If, on the other hand, we accept that no killing is ever just, then this breaks the cycle. Whether or not we loved the person who was killed, we see that killing the one who did the killing in return is an unjust act. So we do not kill that person. And this short-circuits the cycle.

A naive response to this would be to say "but if you don't kill the killer, the killer will keep on killing." On the one hand, this might be true. But even if it is true, violence is a cycle - it doesn't stop at the killing that we think is just: it keeps on going, because someone will disagree that our just killing was really just. So killing the killer doesn't help.

On the other hand, there are alternatives to killing the killer. They are not safe alternatives. Waging peace costs lives.

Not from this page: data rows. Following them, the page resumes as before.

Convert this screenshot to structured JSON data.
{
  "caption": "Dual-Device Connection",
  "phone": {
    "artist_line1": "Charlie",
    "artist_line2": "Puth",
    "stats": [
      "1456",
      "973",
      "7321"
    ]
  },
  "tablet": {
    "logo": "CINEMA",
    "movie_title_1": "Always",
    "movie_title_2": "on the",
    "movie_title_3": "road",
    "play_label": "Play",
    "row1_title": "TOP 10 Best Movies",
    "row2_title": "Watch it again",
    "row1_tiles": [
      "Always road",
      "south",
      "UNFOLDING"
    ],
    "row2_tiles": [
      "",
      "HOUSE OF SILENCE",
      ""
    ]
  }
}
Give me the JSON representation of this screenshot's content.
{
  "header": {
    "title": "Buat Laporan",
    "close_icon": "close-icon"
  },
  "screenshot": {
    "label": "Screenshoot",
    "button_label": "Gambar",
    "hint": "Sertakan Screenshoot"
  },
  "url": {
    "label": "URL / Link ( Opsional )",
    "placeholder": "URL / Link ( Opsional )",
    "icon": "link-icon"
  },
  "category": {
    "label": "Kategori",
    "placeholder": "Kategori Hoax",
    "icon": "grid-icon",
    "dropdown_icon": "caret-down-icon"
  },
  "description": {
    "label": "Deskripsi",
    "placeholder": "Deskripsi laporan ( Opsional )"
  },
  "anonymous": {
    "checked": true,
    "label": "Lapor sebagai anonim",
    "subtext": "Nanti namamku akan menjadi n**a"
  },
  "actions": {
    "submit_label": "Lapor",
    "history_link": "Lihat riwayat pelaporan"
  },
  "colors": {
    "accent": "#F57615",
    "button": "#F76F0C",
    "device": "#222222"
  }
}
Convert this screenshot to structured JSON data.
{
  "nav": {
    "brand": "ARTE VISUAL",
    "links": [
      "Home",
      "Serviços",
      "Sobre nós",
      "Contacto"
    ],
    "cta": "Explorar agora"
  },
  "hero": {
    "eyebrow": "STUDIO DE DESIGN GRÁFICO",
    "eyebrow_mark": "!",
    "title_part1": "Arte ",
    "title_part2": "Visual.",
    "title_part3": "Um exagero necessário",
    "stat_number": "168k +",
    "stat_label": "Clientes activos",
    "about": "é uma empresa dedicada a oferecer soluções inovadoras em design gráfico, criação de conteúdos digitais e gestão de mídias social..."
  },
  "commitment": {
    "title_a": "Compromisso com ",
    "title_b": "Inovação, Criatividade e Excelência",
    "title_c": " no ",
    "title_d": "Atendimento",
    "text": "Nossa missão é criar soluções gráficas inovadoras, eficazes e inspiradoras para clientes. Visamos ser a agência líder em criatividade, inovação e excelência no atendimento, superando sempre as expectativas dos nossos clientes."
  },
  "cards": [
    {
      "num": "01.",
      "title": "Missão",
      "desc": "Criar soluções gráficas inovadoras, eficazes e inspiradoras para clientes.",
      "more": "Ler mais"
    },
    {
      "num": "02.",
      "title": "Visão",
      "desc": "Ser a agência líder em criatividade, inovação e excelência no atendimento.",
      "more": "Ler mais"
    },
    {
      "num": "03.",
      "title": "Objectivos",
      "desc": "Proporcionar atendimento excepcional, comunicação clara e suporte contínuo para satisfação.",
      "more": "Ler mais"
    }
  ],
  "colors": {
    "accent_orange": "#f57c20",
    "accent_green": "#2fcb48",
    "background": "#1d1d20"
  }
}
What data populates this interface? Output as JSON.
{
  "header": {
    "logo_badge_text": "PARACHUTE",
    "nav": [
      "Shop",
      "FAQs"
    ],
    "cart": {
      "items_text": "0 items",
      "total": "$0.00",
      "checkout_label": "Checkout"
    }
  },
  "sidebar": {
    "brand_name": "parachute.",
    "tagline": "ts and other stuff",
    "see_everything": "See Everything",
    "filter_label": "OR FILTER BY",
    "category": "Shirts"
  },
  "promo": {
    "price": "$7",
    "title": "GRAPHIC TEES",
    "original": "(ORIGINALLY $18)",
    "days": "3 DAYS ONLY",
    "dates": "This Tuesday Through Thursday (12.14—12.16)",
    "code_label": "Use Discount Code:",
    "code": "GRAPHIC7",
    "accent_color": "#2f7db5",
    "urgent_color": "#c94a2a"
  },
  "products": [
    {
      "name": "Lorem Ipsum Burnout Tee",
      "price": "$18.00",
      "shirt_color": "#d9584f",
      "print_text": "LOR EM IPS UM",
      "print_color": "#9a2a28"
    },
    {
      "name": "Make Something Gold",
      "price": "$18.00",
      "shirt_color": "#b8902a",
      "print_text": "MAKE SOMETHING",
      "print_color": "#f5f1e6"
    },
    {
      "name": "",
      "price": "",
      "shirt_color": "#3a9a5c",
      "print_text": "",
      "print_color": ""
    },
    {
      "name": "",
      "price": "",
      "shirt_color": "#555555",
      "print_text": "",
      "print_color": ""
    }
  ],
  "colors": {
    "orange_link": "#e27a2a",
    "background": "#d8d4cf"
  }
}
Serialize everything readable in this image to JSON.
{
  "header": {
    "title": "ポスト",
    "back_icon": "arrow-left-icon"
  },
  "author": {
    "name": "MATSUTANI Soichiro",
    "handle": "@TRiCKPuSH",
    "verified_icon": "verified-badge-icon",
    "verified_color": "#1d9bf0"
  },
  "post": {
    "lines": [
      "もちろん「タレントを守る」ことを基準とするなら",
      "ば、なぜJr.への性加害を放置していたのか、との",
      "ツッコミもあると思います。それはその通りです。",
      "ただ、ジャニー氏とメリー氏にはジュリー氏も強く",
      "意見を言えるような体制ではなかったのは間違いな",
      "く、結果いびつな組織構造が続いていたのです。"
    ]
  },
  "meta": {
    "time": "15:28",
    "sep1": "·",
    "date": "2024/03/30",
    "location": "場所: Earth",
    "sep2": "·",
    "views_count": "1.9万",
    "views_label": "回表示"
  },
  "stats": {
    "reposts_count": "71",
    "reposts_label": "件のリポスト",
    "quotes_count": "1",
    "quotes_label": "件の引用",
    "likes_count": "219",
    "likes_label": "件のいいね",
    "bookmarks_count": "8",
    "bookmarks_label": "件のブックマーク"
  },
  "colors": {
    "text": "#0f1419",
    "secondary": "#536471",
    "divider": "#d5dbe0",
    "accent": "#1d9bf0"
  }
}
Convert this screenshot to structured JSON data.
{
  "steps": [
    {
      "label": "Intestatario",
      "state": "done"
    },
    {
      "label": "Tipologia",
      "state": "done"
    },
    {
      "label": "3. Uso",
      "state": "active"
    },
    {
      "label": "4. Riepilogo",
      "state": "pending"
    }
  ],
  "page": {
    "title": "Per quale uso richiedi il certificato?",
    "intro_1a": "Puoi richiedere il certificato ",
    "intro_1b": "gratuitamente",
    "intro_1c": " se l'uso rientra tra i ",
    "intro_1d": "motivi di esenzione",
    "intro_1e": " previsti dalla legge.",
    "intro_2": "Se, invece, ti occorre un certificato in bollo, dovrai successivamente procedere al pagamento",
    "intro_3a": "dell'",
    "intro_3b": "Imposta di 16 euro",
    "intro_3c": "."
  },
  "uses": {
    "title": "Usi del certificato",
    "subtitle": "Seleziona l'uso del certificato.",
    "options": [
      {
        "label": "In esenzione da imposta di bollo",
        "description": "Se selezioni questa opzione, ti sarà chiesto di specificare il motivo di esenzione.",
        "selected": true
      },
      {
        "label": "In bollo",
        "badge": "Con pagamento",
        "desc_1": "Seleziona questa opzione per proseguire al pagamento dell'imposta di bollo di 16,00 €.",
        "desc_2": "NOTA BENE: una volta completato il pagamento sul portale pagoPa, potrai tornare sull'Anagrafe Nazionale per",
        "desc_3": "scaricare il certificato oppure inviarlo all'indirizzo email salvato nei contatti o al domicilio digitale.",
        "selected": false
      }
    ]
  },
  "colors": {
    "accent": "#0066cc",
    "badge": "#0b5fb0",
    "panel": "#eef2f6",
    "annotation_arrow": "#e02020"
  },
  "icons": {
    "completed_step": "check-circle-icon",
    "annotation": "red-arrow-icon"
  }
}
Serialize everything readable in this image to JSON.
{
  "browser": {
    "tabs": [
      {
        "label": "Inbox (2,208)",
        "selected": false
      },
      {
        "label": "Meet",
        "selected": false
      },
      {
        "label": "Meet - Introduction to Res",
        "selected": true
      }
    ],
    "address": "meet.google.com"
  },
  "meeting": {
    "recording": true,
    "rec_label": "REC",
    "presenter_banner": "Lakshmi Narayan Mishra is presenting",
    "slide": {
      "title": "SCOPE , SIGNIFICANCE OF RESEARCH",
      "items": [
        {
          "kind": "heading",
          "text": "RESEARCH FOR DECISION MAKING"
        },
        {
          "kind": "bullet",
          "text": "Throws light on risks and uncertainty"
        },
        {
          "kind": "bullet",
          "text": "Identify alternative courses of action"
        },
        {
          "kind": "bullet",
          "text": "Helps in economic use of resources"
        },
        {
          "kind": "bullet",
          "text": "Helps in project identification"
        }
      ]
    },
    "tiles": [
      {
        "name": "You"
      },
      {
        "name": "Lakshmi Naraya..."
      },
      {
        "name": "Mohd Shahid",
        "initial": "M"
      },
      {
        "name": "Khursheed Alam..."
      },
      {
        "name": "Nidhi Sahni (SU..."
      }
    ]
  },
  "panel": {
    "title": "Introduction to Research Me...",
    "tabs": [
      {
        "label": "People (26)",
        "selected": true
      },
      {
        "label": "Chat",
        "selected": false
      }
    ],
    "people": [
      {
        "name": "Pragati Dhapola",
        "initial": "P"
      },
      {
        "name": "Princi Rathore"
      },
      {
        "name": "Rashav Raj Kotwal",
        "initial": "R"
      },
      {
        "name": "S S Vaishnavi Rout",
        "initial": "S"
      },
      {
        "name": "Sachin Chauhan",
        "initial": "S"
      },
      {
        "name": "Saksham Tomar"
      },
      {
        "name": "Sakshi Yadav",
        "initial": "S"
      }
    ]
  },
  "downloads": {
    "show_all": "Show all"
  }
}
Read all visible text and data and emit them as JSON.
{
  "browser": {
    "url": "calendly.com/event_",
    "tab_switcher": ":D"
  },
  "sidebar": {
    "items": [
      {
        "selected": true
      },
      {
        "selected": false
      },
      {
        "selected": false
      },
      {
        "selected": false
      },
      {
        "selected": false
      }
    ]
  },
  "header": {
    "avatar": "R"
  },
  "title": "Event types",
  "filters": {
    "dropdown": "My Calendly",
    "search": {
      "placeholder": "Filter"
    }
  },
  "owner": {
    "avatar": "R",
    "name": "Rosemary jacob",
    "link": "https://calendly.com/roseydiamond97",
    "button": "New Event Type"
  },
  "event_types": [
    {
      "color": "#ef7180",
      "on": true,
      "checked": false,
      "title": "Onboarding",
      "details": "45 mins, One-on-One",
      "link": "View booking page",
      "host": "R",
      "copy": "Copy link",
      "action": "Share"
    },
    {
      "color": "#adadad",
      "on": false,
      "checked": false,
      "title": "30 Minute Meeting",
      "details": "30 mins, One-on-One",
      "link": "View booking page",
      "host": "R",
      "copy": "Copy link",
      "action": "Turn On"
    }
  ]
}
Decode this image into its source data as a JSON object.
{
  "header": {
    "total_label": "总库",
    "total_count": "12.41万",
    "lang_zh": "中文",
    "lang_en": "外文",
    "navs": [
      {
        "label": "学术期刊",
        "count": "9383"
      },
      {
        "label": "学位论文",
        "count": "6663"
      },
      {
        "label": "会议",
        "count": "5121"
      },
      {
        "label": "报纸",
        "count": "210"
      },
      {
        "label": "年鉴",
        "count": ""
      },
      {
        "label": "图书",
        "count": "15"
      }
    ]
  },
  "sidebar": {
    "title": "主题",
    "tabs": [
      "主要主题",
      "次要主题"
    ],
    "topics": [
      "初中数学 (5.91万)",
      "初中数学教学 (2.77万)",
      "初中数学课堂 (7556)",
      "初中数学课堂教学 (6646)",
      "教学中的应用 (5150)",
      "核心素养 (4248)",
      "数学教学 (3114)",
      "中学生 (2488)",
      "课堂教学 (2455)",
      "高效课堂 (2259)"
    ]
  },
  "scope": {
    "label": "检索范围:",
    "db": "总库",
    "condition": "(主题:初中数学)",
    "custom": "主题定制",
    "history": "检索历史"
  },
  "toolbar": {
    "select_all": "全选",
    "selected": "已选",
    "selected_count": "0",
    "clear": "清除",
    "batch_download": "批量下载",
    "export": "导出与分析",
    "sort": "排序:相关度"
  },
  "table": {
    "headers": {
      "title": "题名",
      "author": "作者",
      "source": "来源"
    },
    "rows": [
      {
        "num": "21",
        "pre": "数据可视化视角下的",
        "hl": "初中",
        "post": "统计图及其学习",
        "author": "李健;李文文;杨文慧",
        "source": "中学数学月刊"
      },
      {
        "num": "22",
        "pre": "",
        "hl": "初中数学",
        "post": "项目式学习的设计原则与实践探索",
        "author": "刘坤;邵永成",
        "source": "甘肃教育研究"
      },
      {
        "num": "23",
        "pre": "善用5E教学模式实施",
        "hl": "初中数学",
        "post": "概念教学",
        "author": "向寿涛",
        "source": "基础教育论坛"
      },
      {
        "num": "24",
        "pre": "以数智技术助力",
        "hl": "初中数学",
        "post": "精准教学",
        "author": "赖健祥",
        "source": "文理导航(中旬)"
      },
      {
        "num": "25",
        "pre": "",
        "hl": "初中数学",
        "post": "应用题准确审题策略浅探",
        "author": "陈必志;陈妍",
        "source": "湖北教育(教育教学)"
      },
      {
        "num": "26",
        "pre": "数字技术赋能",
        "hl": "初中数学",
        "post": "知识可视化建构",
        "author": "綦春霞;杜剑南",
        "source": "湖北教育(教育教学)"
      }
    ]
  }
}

Consider this: what if instead of embargoing Iraq, we had gone in with food? What if we had competed with the Hussein government? Knowing that it would cost American lives to do so. What if we had gone in with cameras and food and water, and fed people, and tried to help people, and televised every single person who was killed doing this?

To quote Martin Luther King:

“A second basic fact that characterizes nonviolence is that it does not seek to defeat or humiliate the opponent, but to win his friendship and understanding. The nonviolent resister must often express his protest through noncooperation or boycotts, but he realizes that these are not ends themselves; they are merely means to awaken a sense of moral shame in the opponent … The aftermath of nonviolence is the creation of the beloved community, while the aftermath of violence is tragic bitterness.”

And further:

“A fourth point that characterizes nonviolent resistance is a willingness to accept suffering without retaliation, to accept blows from the opponent without striking back. ‘Rivers of blood may have to flow before we gain our freedom, but it must be our blood,’ Gandhi said to his countrymen. The nonviolent resister … does not seek to dodge jail. If going to jail is necessary, he enters it ‘as a bridegroom enters the bride’s chamber…’”

So the point of this is not to put forth some kind of unrealistic idea about warfare. People die in wars. But the idea that killing can be just is what allows us to get in wars in the first place. It is this idea that must die. Retaliation, whether it is for the risk that our cousins in Tel Aviv suffer, or for the sorrow we felt when the World Trade Towers fell, is not just.